What I can do though is give a more personal account of some of the troubles facing Malawians.
Malawi has a very large rural population so it is understandable that most of the relief efforts will focus there. Here in Blantyre, a city of just under a million people, there are still many problems and challenges. I want to introduce you to four people who live in Ndirande, an area stretching around the base of Ndirande Moutain. For many years the Presbyterian Church in Canada has supported a club, the Ndirande Handicapped Centre (formerly known as Tidzalerana) that hosts Malawians with various disabilities.
Shakira can’t walk. Here she is with her mother in her wheelchair provided by the club. As you look around the pictures you will see that nothing is wheelchair accessible.

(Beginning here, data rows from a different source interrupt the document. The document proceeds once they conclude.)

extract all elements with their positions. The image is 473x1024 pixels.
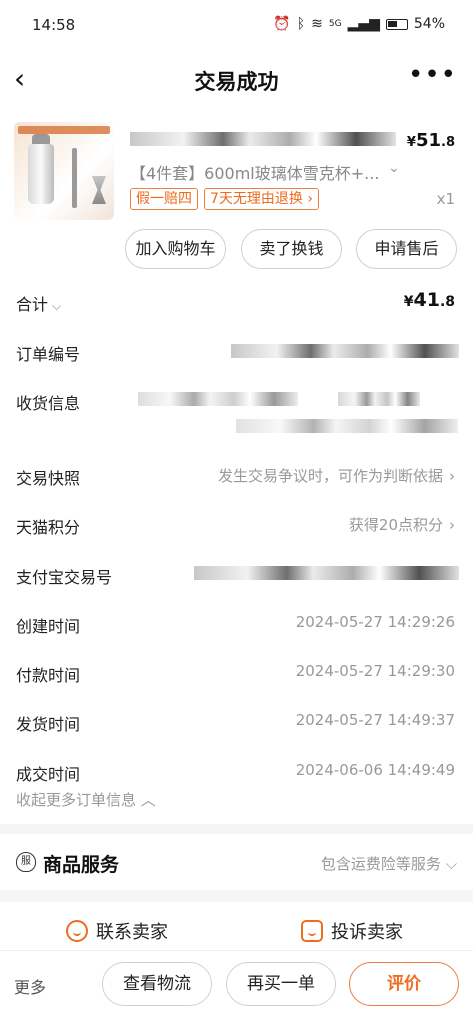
view-logistics-button[interactable]: 查看物流 xyxy=(102,962,212,1006)
product-quantity: x1 xyxy=(436,190,455,208)
product-price: ¥51.8 xyxy=(406,130,455,151)
review-button[interactable]: 评价 xyxy=(349,962,459,1006)
order-card: ¥51.8 【4件套】600ml玻璃体雪克杯+... ⌄ 假一赔四 7天无理由退… xyxy=(0,108,473,824)
product-image[interactable] xyxy=(14,122,114,220)
resell-button[interactable]: 卖了换钱 xyxy=(241,229,342,269)
order-number-label: 订单编号 xyxy=(16,345,81,364)
service-value: 包含运费险等服务 ⌵ xyxy=(320,855,457,873)
battery-icon xyxy=(385,18,408,30)
contact-seller-button[interactable]: 联系卖家 xyxy=(66,918,168,944)
complaint-chat-icon xyxy=(301,920,323,942)
smiley-icon xyxy=(66,920,88,942)
complain-seller-button[interactable]: 投诉卖家 xyxy=(301,918,403,944)
total-amount: ¥41.8 xyxy=(403,289,455,311)
paid-time-label: 付款时间 xyxy=(16,666,81,685)
chevron-down-icon: ⌵ xyxy=(445,855,457,873)
header: ‹ 交易成功 ••• xyxy=(0,52,473,108)
bluetooth-icon: ᛒ xyxy=(296,16,306,32)
add-to-cart-button[interactable]: 加入购物车 xyxy=(125,229,226,269)
more-options-icon[interactable]: ••• xyxy=(408,60,457,90)
order-number-redacted xyxy=(231,344,459,358)
service-section[interactable]: 服 商品服务 包含运费险等服务 ⌵ xyxy=(0,834,473,890)
collapse-order-info-button[interactable]: 收起更多订单信息 ︿ xyxy=(16,789,156,810)
total-toggle[interactable]: 合计 ⌵ xyxy=(16,291,61,315)
shipping-info-redacted-1 xyxy=(138,392,298,406)
alarm-icon: ⏰ xyxy=(273,16,291,32)
status-time: 14:58 xyxy=(32,16,76,34)
closed-time-label: 成交时间 xyxy=(16,765,81,784)
more-actions-button[interactable]: 更多 xyxy=(14,974,46,998)
rebuy-button[interactable]: 再买一单 xyxy=(226,962,336,1006)
total-label: 合计 xyxy=(16,295,49,314)
page-title: 交易成功 xyxy=(194,70,279,94)
signal-icon: 5G xyxy=(328,19,342,29)
chevron-right-icon: › xyxy=(449,516,455,534)
points-label: 天猫积分 xyxy=(16,518,81,537)
after-sale-button[interactable]: 申请售后 xyxy=(356,229,457,269)
service-title: 商品服务 xyxy=(43,854,120,876)
shipped-time-value: 2024-05-27 14:49:37 xyxy=(295,711,455,729)
chevron-right-icon: › xyxy=(449,467,455,485)
status-icons: ⏰ ᛒ ≋ 5G ▂▄▆ 54% xyxy=(273,16,445,32)
store-name-redacted xyxy=(130,132,396,146)
shipping-info-redacted-2 xyxy=(338,392,420,406)
chevron-down-icon[interactable]: ⌄ xyxy=(388,160,400,176)
product-title[interactable]: 【4件套】600ml玻璃体雪克杯+... xyxy=(130,160,390,184)
created-time-value: 2024-05-27 14:29:26 xyxy=(295,613,455,631)
return-policy-badge[interactable]: 7天无理由退换 › xyxy=(204,188,319,210)
wifi-icon: ≋ xyxy=(311,16,323,32)
shipping-info-redacted-3 xyxy=(236,419,458,433)
status-bar: 14:58 ⏰ ᛒ ≋ 5G ▂▄▆ 54% xyxy=(0,0,473,52)
created-time-label: 创建时间 xyxy=(16,617,81,636)
guarantee-badge: 假一赔四 xyxy=(130,188,198,210)
paid-time-value: 2024-05-27 14:29:30 xyxy=(295,662,455,680)
alipay-number-redacted xyxy=(194,566,459,580)
shipped-time-label: 发货时间 xyxy=(16,715,81,734)
snapshot-link[interactable]: 发生交易争议时，可作为判断依据 › xyxy=(218,465,455,486)
battery-percent: 54% xyxy=(413,16,445,32)
chevron-down-icon: ⌵ xyxy=(52,299,62,313)
chevron-up-icon: ︿ xyxy=(140,791,156,809)
snapshot-label: 交易快照 xyxy=(16,469,81,488)
service-shield-icon: 服 xyxy=(16,852,36,872)
signal-bars-icon: ▂▄▆ xyxy=(347,16,380,32)
points-link[interactable]: 获得20点积分 › xyxy=(349,514,455,535)
contact-section: 联系卖家 投诉卖家 xyxy=(0,902,473,950)
bottom-action-bar: 更多 查看物流 再买一单 评价 xyxy=(0,950,473,1024)
alipay-label: 支付宝交易号 xyxy=(16,568,113,587)
shipping-info-label: 收货信息 xyxy=(16,394,81,413)
closed-time-value: 2024-06-06 14:49:49 xyxy=(295,761,455,779)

This includes the path to the latrine. Each time Shakira needs to go, her mother carries her the 25 meters.
In the rains Shakira’s brick latrine melted. The temporary latrine is surrounded by corrugated steel.

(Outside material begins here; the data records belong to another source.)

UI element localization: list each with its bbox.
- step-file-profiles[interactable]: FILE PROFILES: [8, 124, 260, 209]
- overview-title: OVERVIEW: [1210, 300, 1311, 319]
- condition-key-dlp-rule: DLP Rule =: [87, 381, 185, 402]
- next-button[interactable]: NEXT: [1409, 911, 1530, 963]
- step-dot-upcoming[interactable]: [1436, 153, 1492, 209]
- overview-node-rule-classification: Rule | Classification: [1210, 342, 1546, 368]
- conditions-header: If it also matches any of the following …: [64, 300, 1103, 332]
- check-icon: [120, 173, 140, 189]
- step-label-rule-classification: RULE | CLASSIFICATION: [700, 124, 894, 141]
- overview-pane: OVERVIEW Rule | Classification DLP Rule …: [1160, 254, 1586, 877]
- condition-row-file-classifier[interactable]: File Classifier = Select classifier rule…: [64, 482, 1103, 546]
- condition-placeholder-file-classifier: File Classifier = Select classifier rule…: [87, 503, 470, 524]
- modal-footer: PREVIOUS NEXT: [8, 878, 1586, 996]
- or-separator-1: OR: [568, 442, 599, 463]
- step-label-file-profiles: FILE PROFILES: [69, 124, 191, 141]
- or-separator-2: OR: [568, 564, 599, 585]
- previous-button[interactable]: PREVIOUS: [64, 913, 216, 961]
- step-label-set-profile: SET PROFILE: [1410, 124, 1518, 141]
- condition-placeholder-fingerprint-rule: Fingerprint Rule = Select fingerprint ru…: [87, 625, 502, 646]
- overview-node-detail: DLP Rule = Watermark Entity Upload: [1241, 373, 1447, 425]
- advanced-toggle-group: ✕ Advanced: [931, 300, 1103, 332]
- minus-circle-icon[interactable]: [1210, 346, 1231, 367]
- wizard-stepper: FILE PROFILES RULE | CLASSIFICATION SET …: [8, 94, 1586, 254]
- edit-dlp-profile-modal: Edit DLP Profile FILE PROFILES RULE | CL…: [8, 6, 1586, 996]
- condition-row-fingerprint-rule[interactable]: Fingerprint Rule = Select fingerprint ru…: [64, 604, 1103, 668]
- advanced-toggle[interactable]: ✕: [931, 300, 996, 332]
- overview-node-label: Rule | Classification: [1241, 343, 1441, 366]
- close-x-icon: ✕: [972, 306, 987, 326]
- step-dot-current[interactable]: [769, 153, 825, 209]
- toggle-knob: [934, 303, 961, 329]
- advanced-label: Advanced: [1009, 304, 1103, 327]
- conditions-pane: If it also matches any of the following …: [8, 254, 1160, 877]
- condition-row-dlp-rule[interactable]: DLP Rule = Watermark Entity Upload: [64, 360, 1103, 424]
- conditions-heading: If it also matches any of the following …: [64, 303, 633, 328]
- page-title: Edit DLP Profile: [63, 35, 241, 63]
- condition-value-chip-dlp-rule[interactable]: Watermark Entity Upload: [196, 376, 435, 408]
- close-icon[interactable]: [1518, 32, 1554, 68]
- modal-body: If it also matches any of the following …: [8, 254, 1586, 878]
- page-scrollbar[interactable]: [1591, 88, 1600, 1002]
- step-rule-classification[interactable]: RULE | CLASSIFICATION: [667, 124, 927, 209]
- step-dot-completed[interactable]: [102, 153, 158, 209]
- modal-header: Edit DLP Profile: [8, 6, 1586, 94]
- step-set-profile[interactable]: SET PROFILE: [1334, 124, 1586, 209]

The pile of dirt in front is the old latrine, now dissolved. Shakira keeps getting cuts as she goes in an out the makeshift door.

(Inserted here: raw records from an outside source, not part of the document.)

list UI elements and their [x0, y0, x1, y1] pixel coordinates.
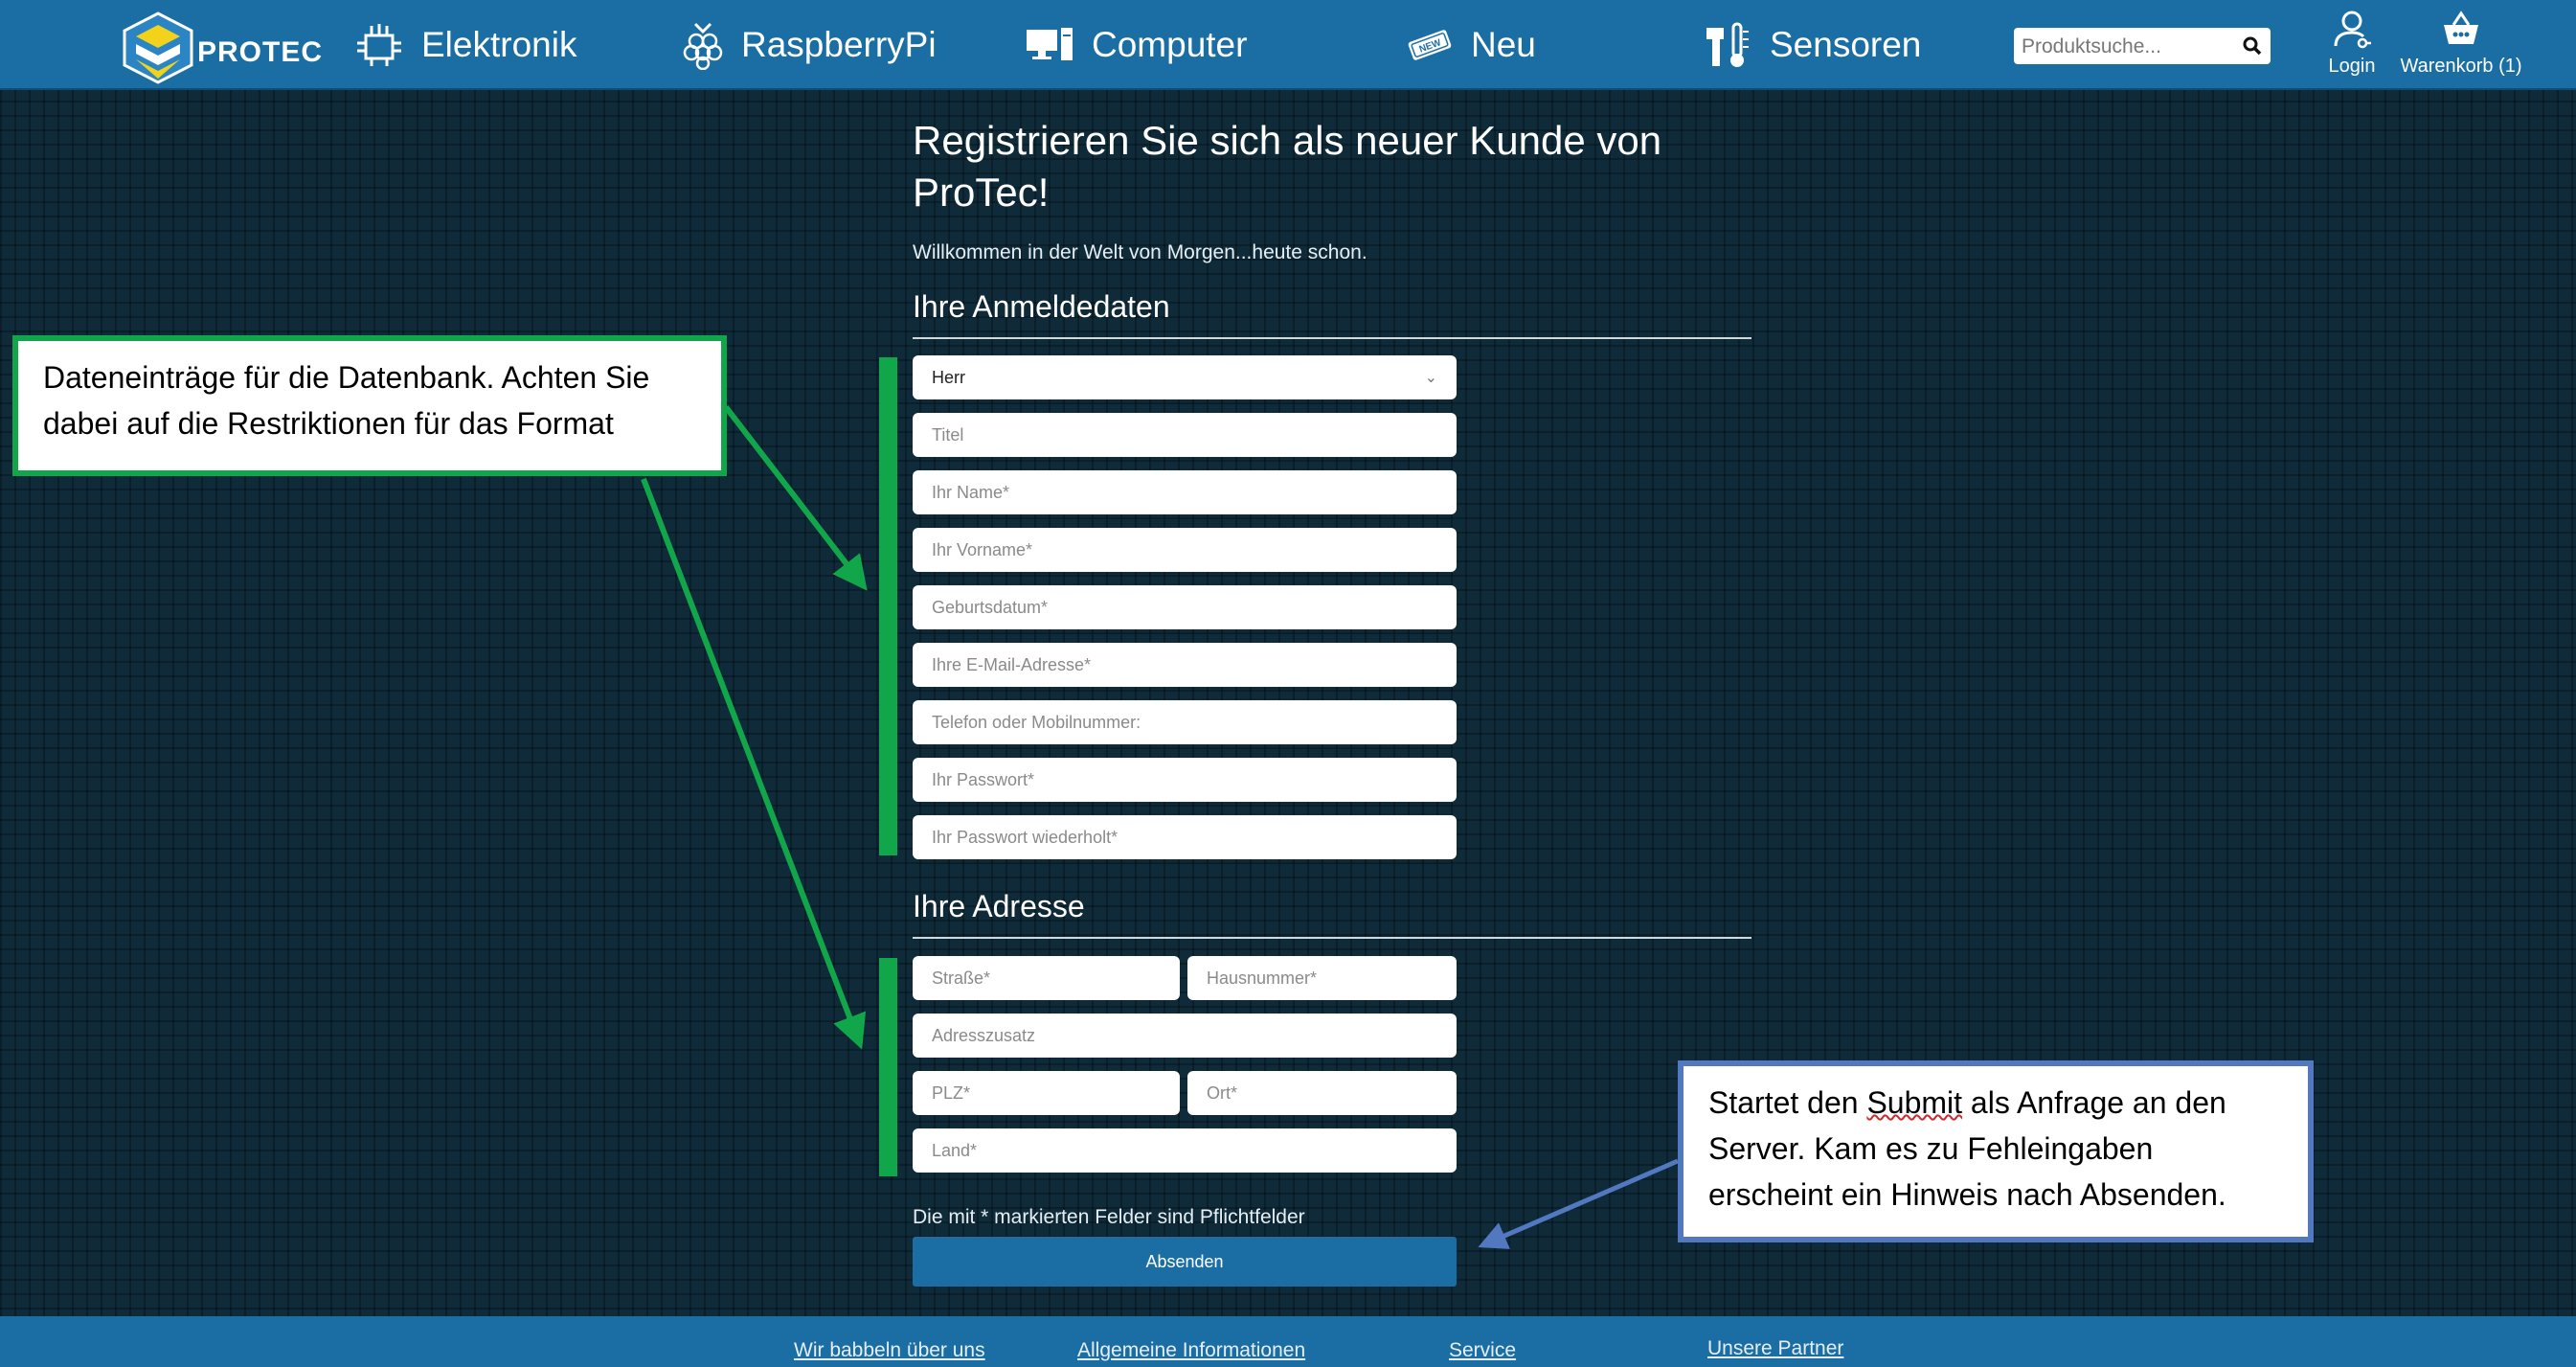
footer-link-partners[interactable]: Unsere Partner: [1707, 1337, 1843, 1360]
annotation-text-pre: Startet den: [1708, 1085, 1867, 1120]
footer-link-info[interactable]: Allgemeine Informationen: [1077, 1339, 1305, 1362]
arrow-to-submit: [1478, 1158, 1679, 1249]
annotation-text-submit: Submit: [1866, 1085, 1963, 1120]
arrow-to-address-fields: [641, 477, 867, 1050]
annotation-box-submit: Startet den Submit als Anfrage an den Se…: [1678, 1060, 2314, 1242]
annotation-box-data-entries: Dateneinträge für die Datenbank. Achten …: [12, 335, 727, 476]
footer-link-service[interactable]: Service: [1449, 1339, 1516, 1362]
arrow-to-login-fields: [723, 405, 868, 591]
footer-link-about[interactable]: Wir babbeln über uns: [794, 1339, 985, 1362]
annotation-text: Dateneinträge für die Datenbank. Achten …: [43, 360, 650, 441]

Beatrice has another problem: three of four walls are gone on her house. As an adult who can’t walk there is not a lot of work for her. This means not a lot of income which in turn means sub-standard construction material.
In this picture you can see that the community has started to rebuild by making new bricks. These bricks are dug from the ground and, when it rains, they will return to the ground.
One thing that Beatrice has that her neighbours don’t is a good latrine. There were floods in Malawi in 2015 and in response, Presbyterian World Service and Development supported the construction of new latrines for club members. Besides giving Beatrice some basic human dignity, latrines that can withstand the rain make a significant contribution to community health. When human sewage floods there is a greater risk of cholera. There is no running water in large tracts of Ndirande. Residents rely on water trucks or more convenient sources like puddles and streams. Beatrice’s latrine at least protects the water sources closest to her.
Madalitso is likely in the most common situation in urban areas. Like Beatrice she also has a PWS&D latrine. Her house withstood more of the rain than others.
The corner pictured here (top right) fell outwards, thankfully not hurting anyone. She has put as much plastic sheeting over the most vulnerable places so that when the rains come again she might keep what remains of her house.
Finally, Cornelius. Upon arriving at his house he immediately lit up and hugged Hamilton Banda, a staff person at the club. As someone with Down Syndrome, Cornelius would have a very low chance of independent living. He lives with his family but it is obvious that the larger community means the world to him.
His family’s home lost one end. Hamilton, my guide on this trip, had an animated conversation with Cornelius’ mother. She wanted me to know that two of the walls had been reinforced in 2015 using PWS&D funds. She banged them to demonstrate that they were solid. I’m no architect or engineer but I know my way around a blueprint. Both walls were load bearing and I’m convinced that if they were not reinforced, the whole house would have collapsed.
Cornelius has his own room. When I arrived it was being used to dry clothes but both he and his mother wanted me to see what concerns them most. You can see at the ridge line of the roof a crack has developed in the wall. This wall has been safe so far but the crack has widened recently. At the other end (out of the picture) is a reinforced wall. This mother’s concern for her son’s safety was obvious.